Téa Obreht was born as Tea Bajraktarević in the autumn of 1985, in Belgrade, SR Serbia, SFR Yugoslavia as the only child of a single mother, Maja, while her father, a Bosniak, was "never part of the picture."

Because of her lack of a father figure, she was close to her maternal grandparents, especially to her grandfather Štefan, a Slovene of German origin, and to her grandmother, Zahida, a Bosniak. When the Yugoslav Wars started in the early 1990s, there was no fighting in her home town of Belgrade or in Serbia, but there was concern due to her grandparents' religions, as Roman Catholicism and Islam are closely associated with Croatia and Bosnia, respectively, which was a serious distinction at the time of the war. They didn't flee immediately, but decided to move to Cyprus for precautionary reasons when her mother found a job there. Eighteen months later they moved to Cairo, Egypt, guided by her grandfather's job as an aviation engineer.

Her grandparents permanently returned to Belgrade in 1997, while she and her mother settled in the United States, first in Atlanta, where they joined extended family, and later in Palo Alto, California, where her mother was remarried to a Serbian Orthodox man.
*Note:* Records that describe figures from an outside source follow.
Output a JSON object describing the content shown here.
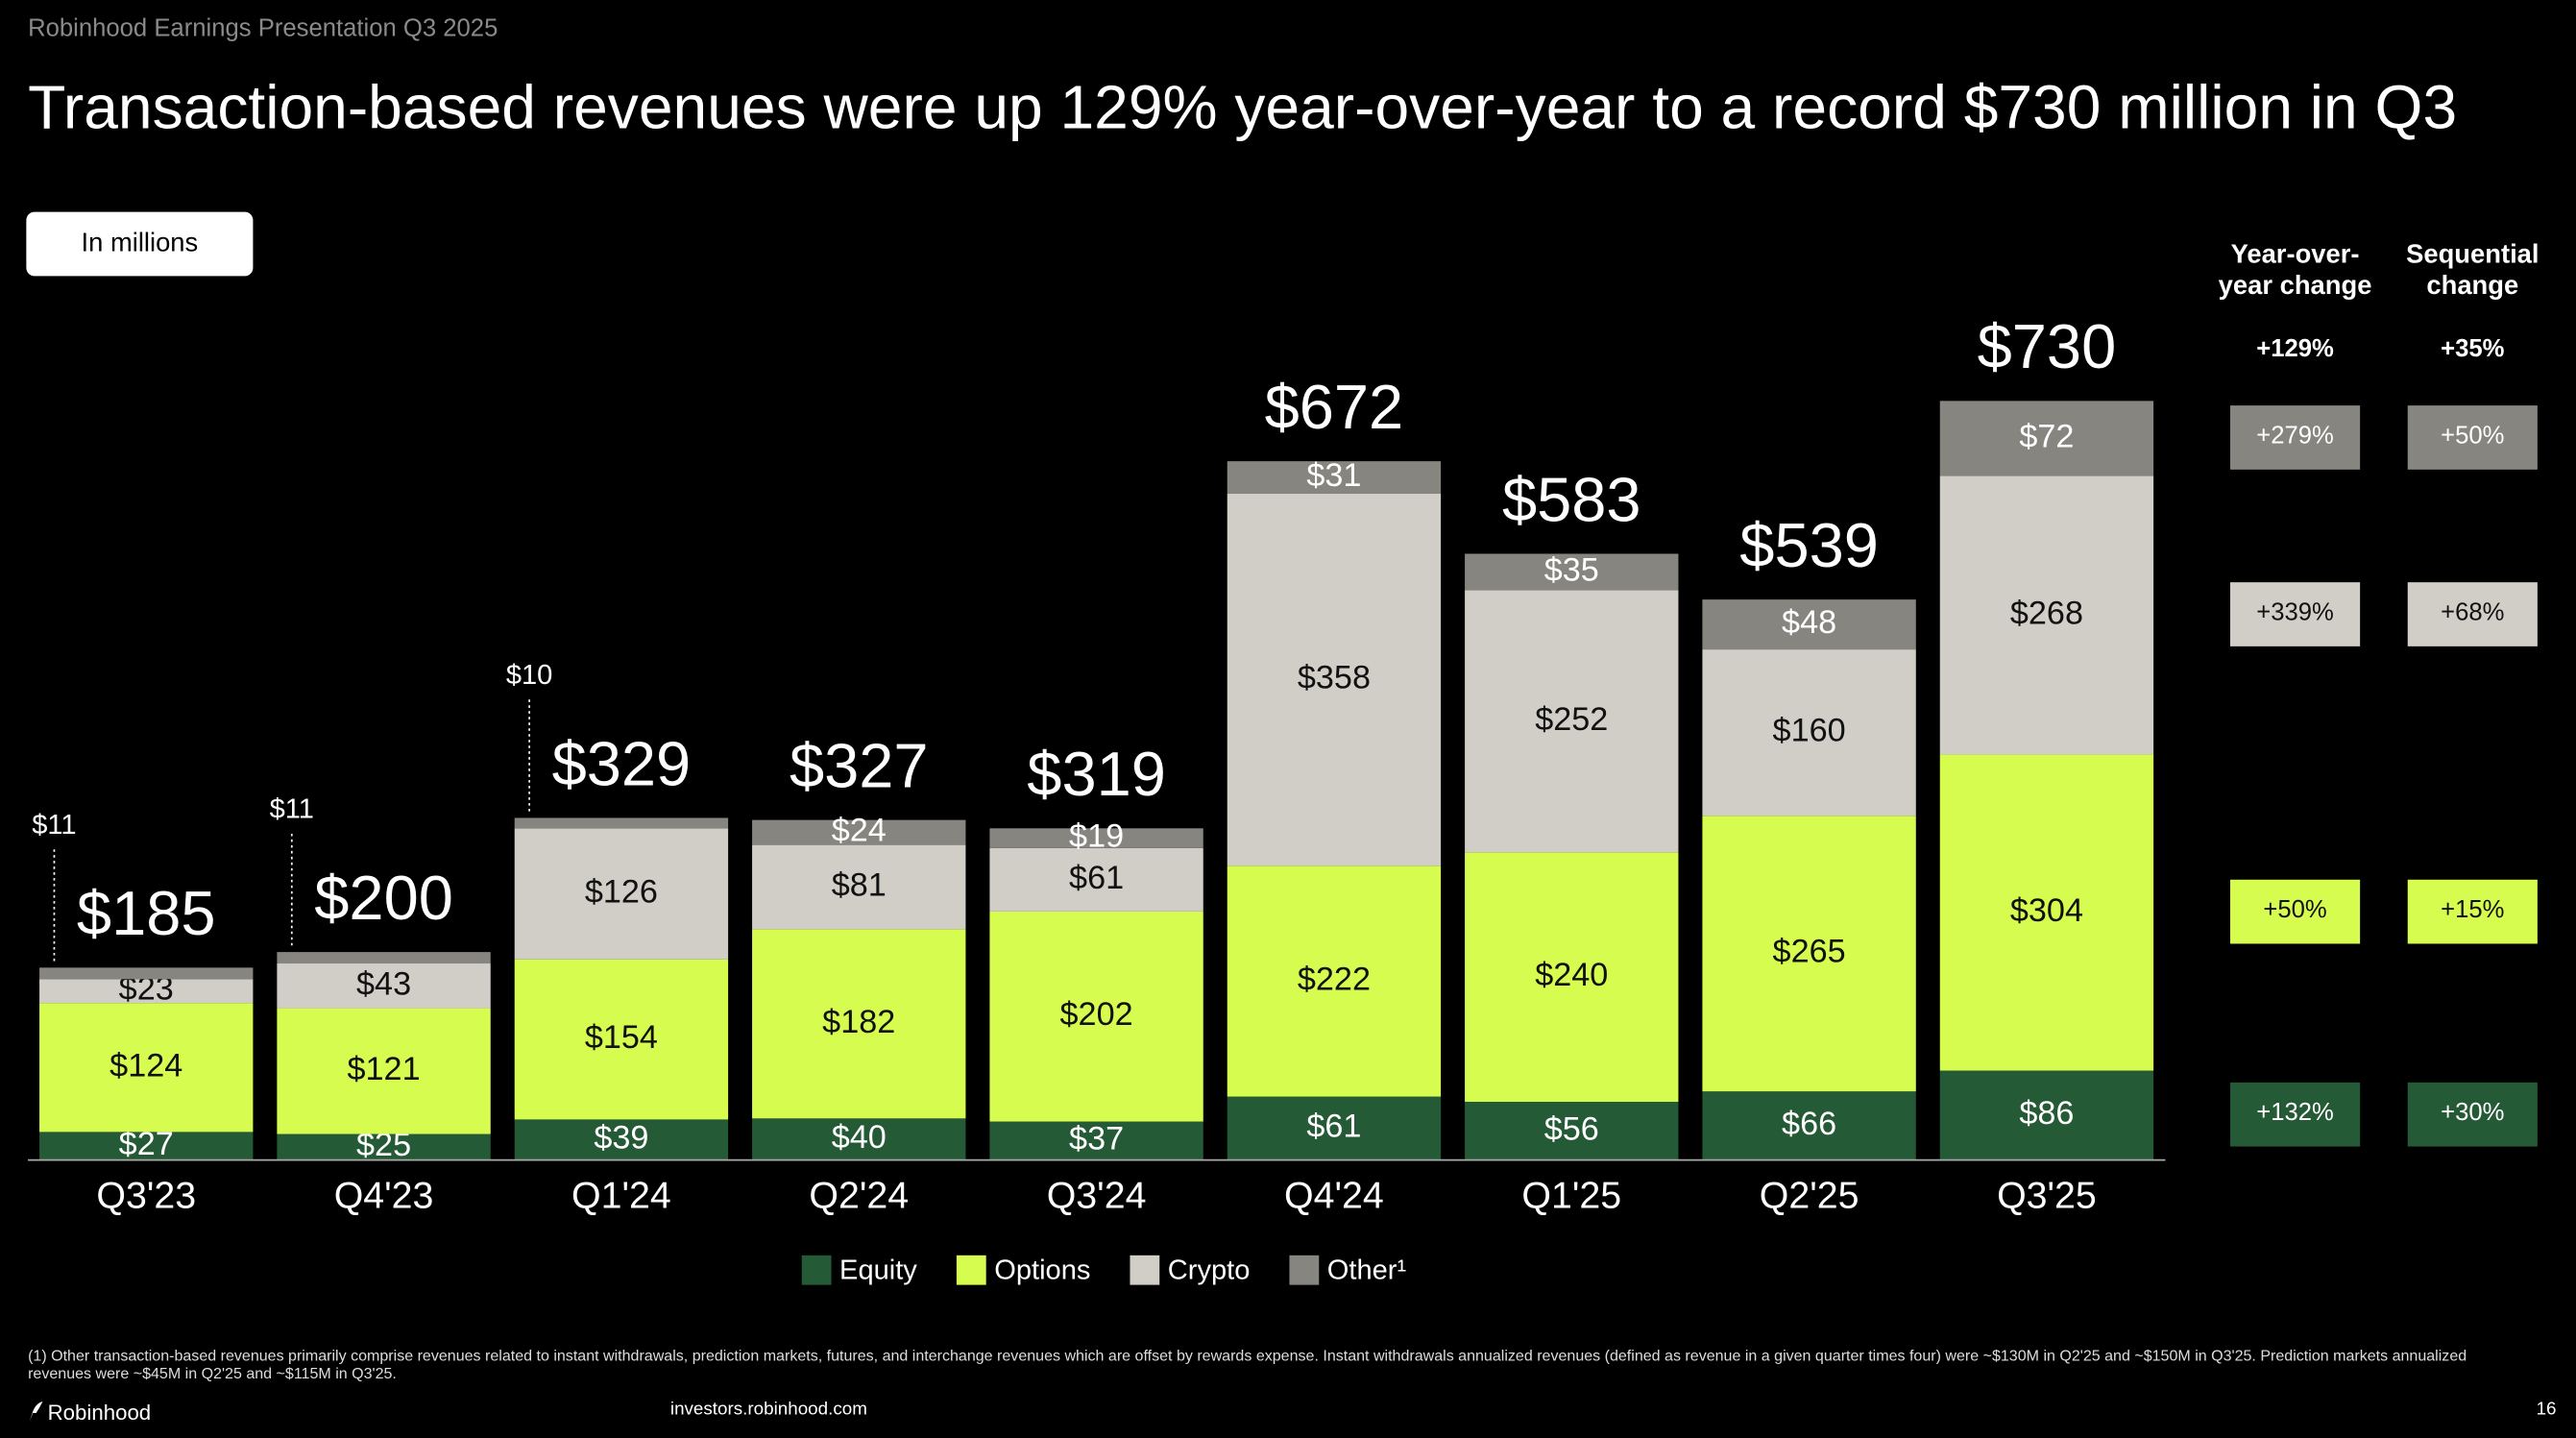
{
  "header": {
    "source": "Robinhood Earnings Presentation Q3 2025",
    "title": "Transaction-based revenues were up 129% year-over-year to a record $730 million in Q3",
    "unit_note": "In millions"
  },
  "chart_data": {
    "type": "stacked-bar",
    "categories": [
      "Q3'23",
      "Q4'23",
      "Q1'24",
      "Q2'24",
      "Q3'24",
      "Q4'24",
      "Q1'25",
      "Q2'25",
      "Q3'25"
    ],
    "series": [
      {
        "name": "Equity",
        "color": "#245a36",
        "values": [
          27,
          25,
          39,
          40,
          37,
          61,
          56,
          66,
          86
        ],
        "value_labels": [
          "$27",
          "$25",
          "$39",
          "$40",
          "$37",
          "$61",
          "$56",
          "$66",
          "$86"
        ]
      },
      {
        "name": "Options",
        "color": "#d6fc50",
        "values": [
          124,
          121,
          154,
          182,
          202,
          222,
          240,
          265,
          304
        ],
        "value_labels": [
          "$124",
          "$121",
          "$154",
          "$182",
          "$202",
          "$222",
          "$240",
          "$265",
          "$304"
        ]
      },
      {
        "name": "Crypto",
        "color": "#d1cec7",
        "values": [
          23,
          43,
          126,
          81,
          61,
          358,
          252,
          160,
          268
        ],
        "value_labels": [
          "$23",
          "$43",
          "$126",
          "$81",
          "$61",
          "$358",
          "$252",
          "$160",
          "$268"
        ]
      },
      {
        "name": "Other¹",
        "color": "#878580",
        "values": [
          11,
          11,
          10,
          24,
          19,
          31,
          35,
          48,
          72
        ],
        "value_labels": [
          "$11",
          "$11",
          "$10",
          "$24",
          "$19",
          "$31",
          "$35",
          "$48",
          "$72"
        ]
      }
    ],
    "totals": [
      185,
      200,
      329,
      327,
      319,
      672,
      583,
      539,
      730
    ],
    "total_labels": [
      "$185",
      "$200",
      "$329",
      "$327",
      "$319",
      "$672",
      "$583",
      "$539",
      "$730"
    ]
  },
  "change_table": {
    "columns": [
      "Year-over-year change",
      "Sequential change"
    ],
    "total": [
      "+129%",
      "+35%"
    ],
    "rows": [
      [
        "+132%",
        "+30%"
      ],
      [
        "+50%",
        "+15%"
      ],
      [
        "+339%",
        "+68%"
      ],
      [
        "+279%",
        "+50%"
      ]
    ]
  },
  "footnote": "(1) Other transaction-based revenues primarily comprise revenues related to instant withdrawals, prediction markets, futures, and interchange revenues which are offset by rewards expense. Instant withdrawals annualized revenues (defined as revenue in a given quarter times four) were ~$130M in Q2'25 and ~$150M in Q3'25. Prediction markets annualized revenues were ~$45M in Q2'25 and ~$115M in Q3'25.",
  "footer": {
    "brand": "Robinhood",
    "url": "investors.robinhood.com",
    "page": "16"
  }
}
Obreht's grandfather died in 2006, and on his deathbed asked her to write under his surname, Obreht. She later decided to change her last name legally as well. After graduating from the University of Southern California, Obreht received a MFA in fiction from the creative writing program at Cornell University in 2009. She currently lives in Ithaca, New York.

Obreht's work has appeared in The New Yorker, Zoetrope: All-Story, Harpers, The New York Times and The Guardian, and in story anthologies.
Among many influences, Obreht has mentioned in press interviews the Colombian novelist Gabriel García Márquez, the Yugoslav Nobel Prize winner Ivo Andrić, Raymond Chandler, Ernest Hemingway, Isak Dinesen, Russian writer Mikhail Bulgakov, and the children's writer Roald Dahl.
In October 2011, Obreht was a special guest at a charity lunch organized by Lifeline Humanitarian Organization in New York under the patronage of Her Royal Highness Princess Katherine Karađorđević, to aid orphaned children in Serbia. Obreht participated by auctioning off a private lecture by her at a book club.
The Tiger's Wife
The Tiger's Wife was published by Weidenfeld & Nicolson in 2010. It is a novel set in an unnamed Balkan country, in the present and half a century ago, and features a young doctor's relationship with her grandfather and the stories he tells her. These concern a "deathless man" who meets him several times in different places and never grows old, and a deaf-mute girl from his childhood village who befriends a tiger that escaped from a zoo. It was largely written while she was at Cornell, and excerpted in The New Yorker in June 2009. Asked to summarize it by a university journalist, Obreht replied, "It's a family saga that takes place in a fictionalized province of the Balkans. It's about a female narrator and her relationship to her grandfather, who's a doctor. It's a saga about doctors and their relationships to death throughout all these wars in the Balkans."
The Tiger's Wife won the British Orange Prize for Fiction in 2011 (for 2010 publications). Obreht was the youngest winner of the annual prize (established 1996), which recognizes "excellence, originality and accessibility in women's writing from throughout the world". Late in 2011 she was a finalist for that year's U.S. National Book Award for Fiction.